Un paese che scambia il ceto medio per privilegiato sceglie consapevolmente la stagnazione

Il governo è un Robin Hood al contrario, che – come lo sceriffo di Nottingham – sottrae ai poveri per dare ai ricchi? Il sistema tributario italiano (e, più in generale, la nostra politica economica) ha senz’altro aspetti regressivi. Ma rivolgere questa accusa alla legge di bilancio per l’anno 2026, al cui centro c’è il taglio della terza aliquota Irpef dal trentacinque al trentatré per cento, è una vera stupidaggine, per usare un eufemismo.
Anzitutto perché, retorica politica a parte, i ricchi di cui stiamo parlando non lo sono affatto: l’intera discussione strumentalizza alcune note descrittive della Banca d’Italia e dell’Istat sugli effetti distributivi della manovra, che sottolineano come i principali beneficiari siano i contribuenti appartenenti al quaranta per cento più ricco della popolazione, cioè quelli con un reddito lordo superiore ai ventiseimila euro. Che questi individui possano essere considerati anche solo benestanti denota un problema non solo nel livello dei redditi italiani, ma anche, e soprattutto, nel nostro sistema mediatico e nella qualità del dibattito politico.

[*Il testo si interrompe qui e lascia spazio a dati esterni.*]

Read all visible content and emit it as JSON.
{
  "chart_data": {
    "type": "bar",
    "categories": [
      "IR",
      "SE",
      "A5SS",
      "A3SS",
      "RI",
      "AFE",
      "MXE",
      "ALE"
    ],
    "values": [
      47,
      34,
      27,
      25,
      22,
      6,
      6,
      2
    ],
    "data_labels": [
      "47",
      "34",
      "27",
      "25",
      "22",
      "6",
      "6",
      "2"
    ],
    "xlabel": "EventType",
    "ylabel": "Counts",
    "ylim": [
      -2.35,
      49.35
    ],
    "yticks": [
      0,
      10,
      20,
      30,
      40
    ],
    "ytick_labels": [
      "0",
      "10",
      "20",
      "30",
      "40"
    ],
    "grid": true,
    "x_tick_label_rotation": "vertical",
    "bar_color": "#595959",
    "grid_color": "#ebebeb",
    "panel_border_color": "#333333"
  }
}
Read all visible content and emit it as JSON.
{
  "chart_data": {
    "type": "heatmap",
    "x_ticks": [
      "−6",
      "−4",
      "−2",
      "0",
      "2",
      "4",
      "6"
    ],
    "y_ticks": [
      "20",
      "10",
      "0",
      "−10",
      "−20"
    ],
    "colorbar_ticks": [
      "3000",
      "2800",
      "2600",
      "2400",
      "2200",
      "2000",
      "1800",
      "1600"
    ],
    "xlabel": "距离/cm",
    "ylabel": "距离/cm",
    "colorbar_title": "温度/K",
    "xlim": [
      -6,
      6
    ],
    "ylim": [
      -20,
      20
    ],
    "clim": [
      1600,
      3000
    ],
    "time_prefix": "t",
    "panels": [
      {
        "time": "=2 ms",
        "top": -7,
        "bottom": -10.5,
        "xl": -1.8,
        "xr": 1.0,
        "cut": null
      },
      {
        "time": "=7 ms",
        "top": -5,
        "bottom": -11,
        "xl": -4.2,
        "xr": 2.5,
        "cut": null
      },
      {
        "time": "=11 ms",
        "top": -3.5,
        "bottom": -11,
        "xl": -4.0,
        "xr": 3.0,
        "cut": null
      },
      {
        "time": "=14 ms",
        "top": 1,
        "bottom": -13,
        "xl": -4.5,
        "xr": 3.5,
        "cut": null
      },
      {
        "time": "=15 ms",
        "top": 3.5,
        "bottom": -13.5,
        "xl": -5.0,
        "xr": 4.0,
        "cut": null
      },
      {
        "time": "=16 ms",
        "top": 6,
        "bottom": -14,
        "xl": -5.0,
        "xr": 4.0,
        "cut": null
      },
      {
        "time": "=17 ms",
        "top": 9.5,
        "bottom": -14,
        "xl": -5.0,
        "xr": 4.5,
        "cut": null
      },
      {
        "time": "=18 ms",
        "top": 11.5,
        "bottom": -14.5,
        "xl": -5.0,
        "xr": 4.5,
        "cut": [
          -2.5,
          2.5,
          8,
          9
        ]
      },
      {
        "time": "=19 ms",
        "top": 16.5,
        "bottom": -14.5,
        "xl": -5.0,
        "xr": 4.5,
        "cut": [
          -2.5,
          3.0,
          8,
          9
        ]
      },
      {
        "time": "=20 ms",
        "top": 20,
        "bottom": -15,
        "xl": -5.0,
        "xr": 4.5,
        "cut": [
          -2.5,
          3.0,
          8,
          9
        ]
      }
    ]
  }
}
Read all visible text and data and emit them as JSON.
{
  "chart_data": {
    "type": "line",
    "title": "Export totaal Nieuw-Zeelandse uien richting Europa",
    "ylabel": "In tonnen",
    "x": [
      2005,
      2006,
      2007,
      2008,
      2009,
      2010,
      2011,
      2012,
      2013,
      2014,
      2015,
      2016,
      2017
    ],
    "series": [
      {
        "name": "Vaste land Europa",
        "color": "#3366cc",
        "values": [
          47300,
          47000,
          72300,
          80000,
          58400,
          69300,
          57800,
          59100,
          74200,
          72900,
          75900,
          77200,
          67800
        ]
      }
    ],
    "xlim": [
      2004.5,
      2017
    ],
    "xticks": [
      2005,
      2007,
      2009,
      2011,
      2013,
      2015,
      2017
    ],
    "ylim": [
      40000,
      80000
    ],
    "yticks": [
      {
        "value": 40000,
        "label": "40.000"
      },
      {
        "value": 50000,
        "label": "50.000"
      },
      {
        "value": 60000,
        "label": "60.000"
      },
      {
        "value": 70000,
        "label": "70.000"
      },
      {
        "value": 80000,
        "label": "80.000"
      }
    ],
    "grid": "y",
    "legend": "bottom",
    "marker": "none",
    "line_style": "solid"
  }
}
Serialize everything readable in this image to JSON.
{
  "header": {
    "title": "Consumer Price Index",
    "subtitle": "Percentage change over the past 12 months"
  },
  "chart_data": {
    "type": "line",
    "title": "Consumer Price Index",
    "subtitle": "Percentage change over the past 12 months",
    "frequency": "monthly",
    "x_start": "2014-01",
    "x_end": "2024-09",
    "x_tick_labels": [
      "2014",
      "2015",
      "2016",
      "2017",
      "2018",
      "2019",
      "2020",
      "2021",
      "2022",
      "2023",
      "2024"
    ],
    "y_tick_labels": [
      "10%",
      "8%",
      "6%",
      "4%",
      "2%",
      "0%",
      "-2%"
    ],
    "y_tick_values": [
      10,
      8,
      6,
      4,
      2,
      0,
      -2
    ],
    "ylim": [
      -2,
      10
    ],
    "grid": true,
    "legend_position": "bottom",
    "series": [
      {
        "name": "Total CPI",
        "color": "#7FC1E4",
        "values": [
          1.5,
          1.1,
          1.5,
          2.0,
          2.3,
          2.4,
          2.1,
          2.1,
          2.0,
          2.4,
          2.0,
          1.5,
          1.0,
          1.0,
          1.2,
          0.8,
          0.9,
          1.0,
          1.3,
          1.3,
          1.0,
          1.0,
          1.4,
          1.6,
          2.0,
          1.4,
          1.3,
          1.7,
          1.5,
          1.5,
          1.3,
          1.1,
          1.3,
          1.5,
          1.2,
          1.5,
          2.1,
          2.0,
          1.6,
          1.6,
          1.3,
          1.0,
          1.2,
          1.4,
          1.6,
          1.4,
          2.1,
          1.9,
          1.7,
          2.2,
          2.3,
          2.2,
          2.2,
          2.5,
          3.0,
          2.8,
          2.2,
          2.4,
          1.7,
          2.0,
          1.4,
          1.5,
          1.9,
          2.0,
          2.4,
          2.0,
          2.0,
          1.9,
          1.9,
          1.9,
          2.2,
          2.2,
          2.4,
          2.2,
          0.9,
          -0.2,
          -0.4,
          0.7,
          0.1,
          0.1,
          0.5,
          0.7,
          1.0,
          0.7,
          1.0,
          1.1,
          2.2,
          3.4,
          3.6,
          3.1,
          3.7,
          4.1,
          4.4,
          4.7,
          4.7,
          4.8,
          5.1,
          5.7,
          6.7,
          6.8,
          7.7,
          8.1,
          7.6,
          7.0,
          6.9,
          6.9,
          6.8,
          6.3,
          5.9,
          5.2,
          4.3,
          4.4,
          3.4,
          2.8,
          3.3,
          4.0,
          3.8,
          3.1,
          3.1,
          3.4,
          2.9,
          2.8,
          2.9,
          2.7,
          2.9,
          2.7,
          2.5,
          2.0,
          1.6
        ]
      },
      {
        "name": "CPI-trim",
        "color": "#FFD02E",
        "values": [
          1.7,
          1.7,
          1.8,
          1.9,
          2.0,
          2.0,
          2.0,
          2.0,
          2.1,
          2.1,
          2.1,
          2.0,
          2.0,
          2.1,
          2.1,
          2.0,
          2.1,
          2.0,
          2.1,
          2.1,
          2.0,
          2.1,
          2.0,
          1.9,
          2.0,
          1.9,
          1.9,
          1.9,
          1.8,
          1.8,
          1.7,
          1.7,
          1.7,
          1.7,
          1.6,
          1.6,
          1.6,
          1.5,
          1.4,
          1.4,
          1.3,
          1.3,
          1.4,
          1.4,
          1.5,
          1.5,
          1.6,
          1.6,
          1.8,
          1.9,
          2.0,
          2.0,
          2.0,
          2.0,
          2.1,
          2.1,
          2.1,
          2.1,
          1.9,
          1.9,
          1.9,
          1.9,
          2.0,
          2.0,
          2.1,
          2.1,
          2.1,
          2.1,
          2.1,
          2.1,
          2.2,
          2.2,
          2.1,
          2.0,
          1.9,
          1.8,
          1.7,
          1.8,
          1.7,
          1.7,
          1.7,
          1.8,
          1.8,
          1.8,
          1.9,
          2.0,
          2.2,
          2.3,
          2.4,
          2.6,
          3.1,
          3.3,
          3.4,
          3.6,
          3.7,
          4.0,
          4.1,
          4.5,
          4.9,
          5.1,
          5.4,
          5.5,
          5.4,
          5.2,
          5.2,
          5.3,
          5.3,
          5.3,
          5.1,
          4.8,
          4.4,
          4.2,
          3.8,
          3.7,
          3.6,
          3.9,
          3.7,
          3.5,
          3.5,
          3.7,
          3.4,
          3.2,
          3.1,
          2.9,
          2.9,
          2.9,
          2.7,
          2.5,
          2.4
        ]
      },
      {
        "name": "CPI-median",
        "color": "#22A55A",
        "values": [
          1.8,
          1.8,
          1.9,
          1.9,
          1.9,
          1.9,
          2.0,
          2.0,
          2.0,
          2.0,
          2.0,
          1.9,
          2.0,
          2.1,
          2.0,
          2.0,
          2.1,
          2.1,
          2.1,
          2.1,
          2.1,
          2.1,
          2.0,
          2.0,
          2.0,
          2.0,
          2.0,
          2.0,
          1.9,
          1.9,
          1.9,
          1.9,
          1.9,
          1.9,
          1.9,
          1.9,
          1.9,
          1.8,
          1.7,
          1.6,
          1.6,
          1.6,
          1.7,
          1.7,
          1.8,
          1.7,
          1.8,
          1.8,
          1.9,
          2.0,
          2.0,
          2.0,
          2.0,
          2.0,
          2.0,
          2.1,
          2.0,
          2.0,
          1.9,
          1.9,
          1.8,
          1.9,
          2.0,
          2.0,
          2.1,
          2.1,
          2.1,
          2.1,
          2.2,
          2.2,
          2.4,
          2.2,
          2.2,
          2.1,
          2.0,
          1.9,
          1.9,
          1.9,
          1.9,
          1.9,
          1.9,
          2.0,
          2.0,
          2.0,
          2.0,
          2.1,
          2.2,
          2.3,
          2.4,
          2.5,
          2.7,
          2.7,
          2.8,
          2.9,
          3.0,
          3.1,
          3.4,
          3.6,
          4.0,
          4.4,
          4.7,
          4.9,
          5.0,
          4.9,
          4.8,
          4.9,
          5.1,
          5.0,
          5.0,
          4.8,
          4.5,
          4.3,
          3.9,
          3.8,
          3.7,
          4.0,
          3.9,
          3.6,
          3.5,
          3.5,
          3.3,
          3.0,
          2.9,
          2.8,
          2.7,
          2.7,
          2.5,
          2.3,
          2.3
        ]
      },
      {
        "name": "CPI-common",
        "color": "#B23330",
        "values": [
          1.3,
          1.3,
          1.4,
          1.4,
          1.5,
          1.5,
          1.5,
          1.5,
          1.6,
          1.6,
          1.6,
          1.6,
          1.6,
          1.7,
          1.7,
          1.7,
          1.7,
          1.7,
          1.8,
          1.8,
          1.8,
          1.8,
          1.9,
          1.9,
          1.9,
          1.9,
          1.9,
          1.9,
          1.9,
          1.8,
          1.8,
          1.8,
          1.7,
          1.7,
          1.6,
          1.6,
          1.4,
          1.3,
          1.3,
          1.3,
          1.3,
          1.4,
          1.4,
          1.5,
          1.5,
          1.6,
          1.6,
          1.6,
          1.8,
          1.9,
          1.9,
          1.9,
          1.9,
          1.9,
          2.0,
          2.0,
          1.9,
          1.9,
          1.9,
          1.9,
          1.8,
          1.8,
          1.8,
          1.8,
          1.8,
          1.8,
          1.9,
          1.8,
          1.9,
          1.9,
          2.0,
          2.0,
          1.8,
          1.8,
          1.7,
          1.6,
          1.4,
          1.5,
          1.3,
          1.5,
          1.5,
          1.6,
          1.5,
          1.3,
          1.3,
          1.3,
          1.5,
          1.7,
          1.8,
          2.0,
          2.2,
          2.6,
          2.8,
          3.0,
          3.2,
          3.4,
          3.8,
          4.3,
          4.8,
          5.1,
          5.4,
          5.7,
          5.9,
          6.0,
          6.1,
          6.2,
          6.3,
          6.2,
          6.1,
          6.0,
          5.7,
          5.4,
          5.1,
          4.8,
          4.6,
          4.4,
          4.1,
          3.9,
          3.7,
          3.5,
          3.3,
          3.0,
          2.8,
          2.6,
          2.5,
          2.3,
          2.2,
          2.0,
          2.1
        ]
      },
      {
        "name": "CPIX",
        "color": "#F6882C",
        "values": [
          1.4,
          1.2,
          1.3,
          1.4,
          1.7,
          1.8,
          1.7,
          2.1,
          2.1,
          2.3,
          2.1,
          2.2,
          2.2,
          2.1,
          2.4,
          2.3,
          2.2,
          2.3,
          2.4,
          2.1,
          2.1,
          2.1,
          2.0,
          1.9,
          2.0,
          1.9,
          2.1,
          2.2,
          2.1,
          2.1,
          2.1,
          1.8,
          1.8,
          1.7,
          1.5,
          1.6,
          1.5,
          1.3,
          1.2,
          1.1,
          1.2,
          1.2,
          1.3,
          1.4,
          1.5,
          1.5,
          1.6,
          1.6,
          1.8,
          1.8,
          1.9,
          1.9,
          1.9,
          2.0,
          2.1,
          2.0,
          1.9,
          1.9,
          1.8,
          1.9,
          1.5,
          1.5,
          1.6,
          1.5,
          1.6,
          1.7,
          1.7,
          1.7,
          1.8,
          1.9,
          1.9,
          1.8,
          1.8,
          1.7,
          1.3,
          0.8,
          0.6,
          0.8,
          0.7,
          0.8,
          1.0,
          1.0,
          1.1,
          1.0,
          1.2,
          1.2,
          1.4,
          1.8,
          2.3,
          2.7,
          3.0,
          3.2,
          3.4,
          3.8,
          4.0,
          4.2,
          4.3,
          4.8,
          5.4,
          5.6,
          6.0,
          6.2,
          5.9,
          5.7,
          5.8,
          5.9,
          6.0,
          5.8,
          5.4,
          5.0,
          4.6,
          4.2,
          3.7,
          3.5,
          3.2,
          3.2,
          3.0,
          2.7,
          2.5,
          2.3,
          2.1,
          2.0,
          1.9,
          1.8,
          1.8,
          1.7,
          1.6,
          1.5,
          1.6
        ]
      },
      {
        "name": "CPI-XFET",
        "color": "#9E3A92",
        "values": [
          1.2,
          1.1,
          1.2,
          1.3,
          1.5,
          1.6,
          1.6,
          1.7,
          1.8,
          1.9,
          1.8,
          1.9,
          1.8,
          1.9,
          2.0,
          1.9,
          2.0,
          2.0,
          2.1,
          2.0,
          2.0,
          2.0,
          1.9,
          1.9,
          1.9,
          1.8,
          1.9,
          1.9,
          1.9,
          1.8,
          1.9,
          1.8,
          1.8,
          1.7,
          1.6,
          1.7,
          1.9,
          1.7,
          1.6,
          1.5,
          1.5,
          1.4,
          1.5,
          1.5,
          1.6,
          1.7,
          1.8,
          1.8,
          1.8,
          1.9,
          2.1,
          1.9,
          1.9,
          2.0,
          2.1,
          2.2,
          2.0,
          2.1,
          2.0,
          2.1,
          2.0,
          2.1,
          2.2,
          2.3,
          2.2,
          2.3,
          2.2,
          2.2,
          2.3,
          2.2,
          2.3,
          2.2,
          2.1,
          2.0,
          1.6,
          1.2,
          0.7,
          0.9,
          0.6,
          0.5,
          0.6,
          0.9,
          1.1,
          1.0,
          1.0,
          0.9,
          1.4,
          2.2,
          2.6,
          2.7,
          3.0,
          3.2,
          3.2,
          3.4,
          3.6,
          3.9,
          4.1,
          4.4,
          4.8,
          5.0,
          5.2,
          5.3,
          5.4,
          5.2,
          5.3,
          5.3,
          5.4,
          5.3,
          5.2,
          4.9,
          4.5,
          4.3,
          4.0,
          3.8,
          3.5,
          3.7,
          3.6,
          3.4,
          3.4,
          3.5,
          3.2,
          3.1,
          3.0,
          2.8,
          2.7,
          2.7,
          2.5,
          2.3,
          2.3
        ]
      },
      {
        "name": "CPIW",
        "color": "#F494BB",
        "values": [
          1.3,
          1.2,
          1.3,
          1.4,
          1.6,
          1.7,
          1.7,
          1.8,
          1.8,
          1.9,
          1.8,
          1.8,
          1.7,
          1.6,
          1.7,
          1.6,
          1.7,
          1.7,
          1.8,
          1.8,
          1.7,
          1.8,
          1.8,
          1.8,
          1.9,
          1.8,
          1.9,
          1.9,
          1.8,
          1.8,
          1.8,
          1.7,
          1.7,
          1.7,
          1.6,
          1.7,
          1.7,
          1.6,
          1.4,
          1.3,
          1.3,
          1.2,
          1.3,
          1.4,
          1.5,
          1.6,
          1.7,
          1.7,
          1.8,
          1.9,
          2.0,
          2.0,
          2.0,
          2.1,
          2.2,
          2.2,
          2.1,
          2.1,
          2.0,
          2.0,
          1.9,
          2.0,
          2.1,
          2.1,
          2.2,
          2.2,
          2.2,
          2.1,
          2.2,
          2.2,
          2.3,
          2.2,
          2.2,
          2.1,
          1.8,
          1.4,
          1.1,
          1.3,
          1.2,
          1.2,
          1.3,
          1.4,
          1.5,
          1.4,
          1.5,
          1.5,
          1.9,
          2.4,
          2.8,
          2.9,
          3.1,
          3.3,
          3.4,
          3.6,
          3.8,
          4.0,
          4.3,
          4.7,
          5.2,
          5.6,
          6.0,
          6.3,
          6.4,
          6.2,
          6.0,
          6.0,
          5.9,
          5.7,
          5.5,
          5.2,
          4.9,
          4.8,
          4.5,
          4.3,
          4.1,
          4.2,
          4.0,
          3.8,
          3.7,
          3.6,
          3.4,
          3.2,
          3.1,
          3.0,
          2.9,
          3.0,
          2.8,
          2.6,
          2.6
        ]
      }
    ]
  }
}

In secondo luogo, siamo alla quarta manovra finanziaria di questo governo: è la prima che assegna (poche) risorse a questa fetta di contribuenti, che pure versa all’erario circa i tre quarti del totale del gettito Irpef. Le precedenti leggi di bilancio si erano focalizzate sui redditi bassi, con l’obiettivo di proteggerne i redditi dall’inflazione: per fare ciò, nel rispetto dei vincoli di bilancio, l’esecutivo aveva finora sacrificato i (più) ricchi, che non solo non avevano ricevuto alcun sostegno, ma erano stati penalizzati dal taglio delle deduzioni.
Con l’intervento per il 2026, il governo cerca di restituire, per quanto solo parzialmente, ai redditi medi una parte di quanto è stato sottratto loro dal fiscal drag,. Ed è proprio questo il punto: altrimenti non si capirebbe perché, come giustamente contesta l’opposizione, in questi anni la pressione fiscale è salita (quest’anno sarà al quarantadue virgola otto per cento).
Se vogliamo fare un discorso serio, dovremmo semmai prendere in mano il sistema tributario nel suo complesso e rimuovere gli enormi disincentivi alla creazione di ricchezza che esso contiene: ogni discontinuità, in corrispondenza della quale un aumento di reddito lordo non si traduce in un incremento delle risorse disponibili, perché falcidiato dal fisco, è un danno alla crescita economica. Ancora più importante, però, è abbandonare il tic retorico per cui ricco è un insulto – a maggior ragione se tale infamante etichetta viene attribuita a chi non è neppure vagamente privilegiato. Sui pregiudizi contro la ricchezza ha scritto ampiamente Rainer Zitelmann, “Ricchi borghesi”: qui basti dire che un paese che continua insistentemente a bastonare chi fa soldi non può che condannare sé stesso alla povertà e al declino.